Hay veces que a la salida del cine, incluso antes de tener claro si la película me ha gustado, me digo a mí mismo “a la próxima película de este director, iré de cabeza”.
Es algo que me sucedió en el festival de 2014 con Güeros, y es algo que me ha sucedido este año con Les Démons.
Dos títulos muy distintos pero con un factor común muy especial: son películas que te tocan, pero de una manera que no llegas a entender y que no eres capaz de explicar.
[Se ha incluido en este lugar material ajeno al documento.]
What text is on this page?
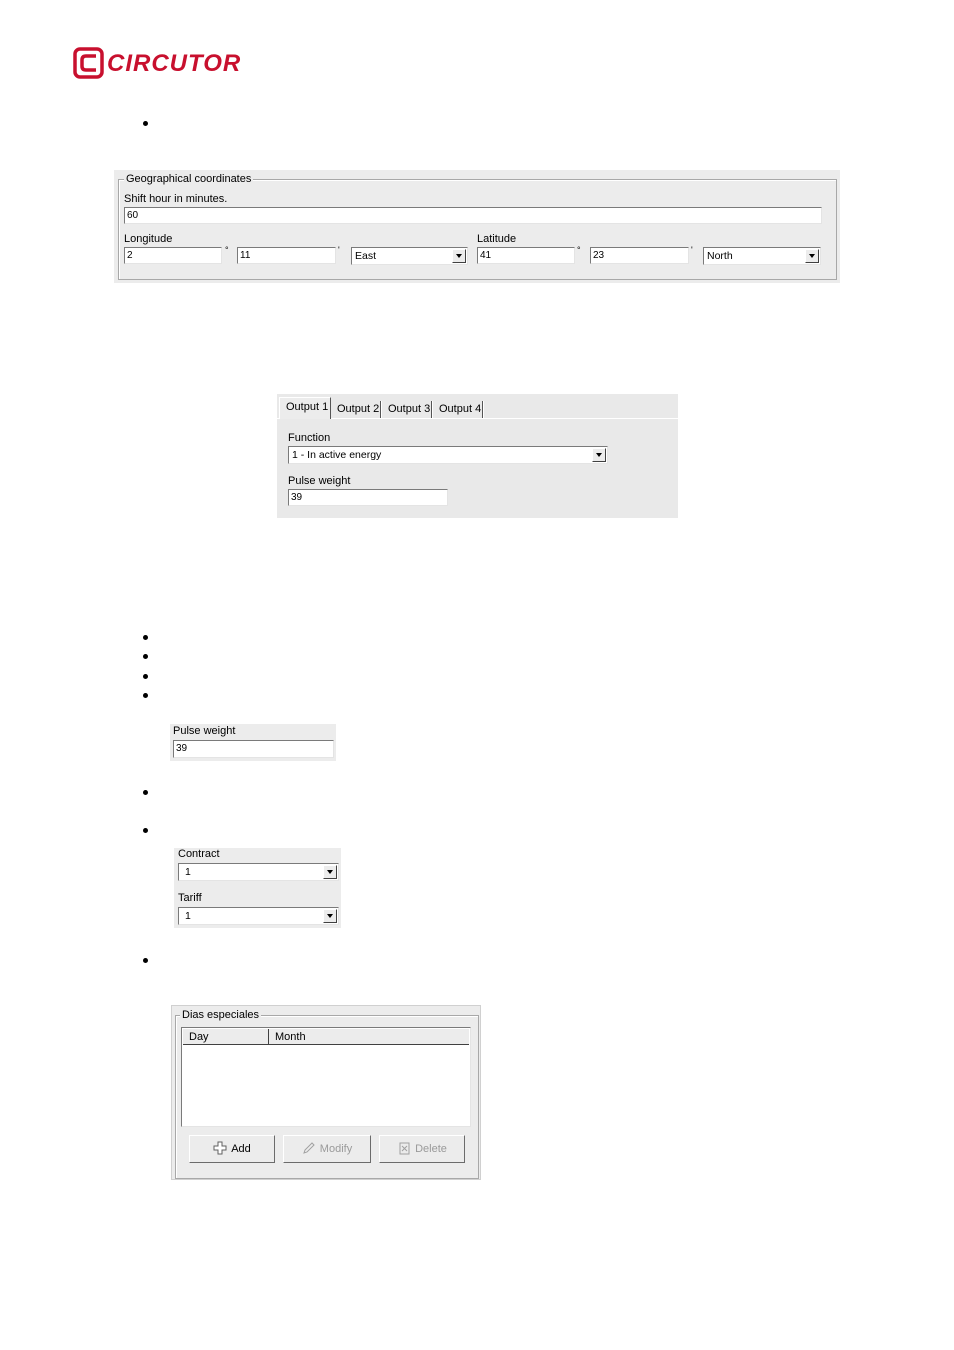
CIRCUTOR
Geographical coordinates
Shift hour in minutes.
60
Longitude
2	°	11	'	East
Latitude
41	°	23	'	North
Output 1 Output 2 Output 3 Output 4
Function
1 - In active energy
Pulse weight
39
Pulse weight
39
Contract
1
Tariff
1
Dias especiales
Day	Month
Add	Modify	Delete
En Les Démons, Felix, un niño que vive en la ciudad de Montreal, pasa por ese momento de la infancia en el que las cosas que no entiendes te asustan. Aunque se trata de un sentimiento que nunca acaba de abandonarnos, es durante esos años tan vulnerables cuando más aterradora puede ser esa sensación. Especialmente si eres un niño sensible e imaginativo. Y Felix lo es.
A los ojos de nuestro pequeño protagonista el mundo parece desmoronarse y situaciones comunes se transforman en experiencias angustiosas para él. Una pelea familiar, el despertar sexual acelerado por el flechazo por una profesora, una conversación aleatoria sobre una enfermedad, una noticia sobre un pedófilo en la provincia. Todo hace mella en el frágil carácter del protagonista. Tanto como para que el auténtico terror que le rodea quede diluido entre los miedos imaginarios que le atenazan. En esos miedos podemos encontrar el origen de algunos actos ocasionales en los que se convierte a los ojos de otros en un monstruo sin alma ni conciencia, abusando de sus compañeros más débiles sin ningún tipo de piedad.
El único respiro que Philippe Lesage, guionista y director, concede a Felix es la relación con sus hermanos, quienes a pesar de vivir un momento familiar complicado por las constantes peleas que presencian intentan animar a su pequeño hermano tratándolo con cariño o, en una escena preciosa, bailando juntos al ritmo del alegre Pata Pata de Miriam Makeba, para intentar que salga del encierro emocional que él mismo se ha impuesto.
Esa relajada escena en la que los tres hermanos se dejan llevar por el ritmo de la música contrasta con el resto de la película, ahogada por un tono de fatalismo. El director consigue que durante toda la película estemos anticipando un acontecimiento dramático que no acaba de llegar. Da la sensación de que coloca a los personajes al borde de un precipicio figurado donde el terreno está a punto de ceder, arrojando a los personajes al vacío. De hecho, en la escalofriante pelea que enfrenta a los padres en presencia de sus hijos, la cámara se dedica a perseguir a la familia que corre frenética por la casa en un ambiente de violencia y el espectador sufre presagiando el drama.
Un miedo que también sentimos cuando Felix confiesa a su hermana su temor de estar contagiado de una enfermedad de transmisión sexual y ella le pregunta si ha mantenido contacto con algún adulto. Es imposible no encogerse en el asiento temiendo que una mentira destruya la vida de alguno de los mayores al estilo de lo que vimos en La caza. Pero una vez más el director ha jugado con nosotros y lo que imaginamos es peor que lo que sucede.
Tan agobiante es la sensación de que la tragedia esta siempre a la vuelta de la esquina y tal es la tensión que llevamos sufriendo durante todo el metraje, que cuando en la última parte de la película observamos actuar al auténtico depredador, el impacto es menor. El dramatismo de lo que vemos en pantalla queda diluido por lo que hemos imaginado en nuestra cabeza. Y es que los terrores son aún peores cuando los anticipamos. Sobre todo cuando el que los anticipa es un niño.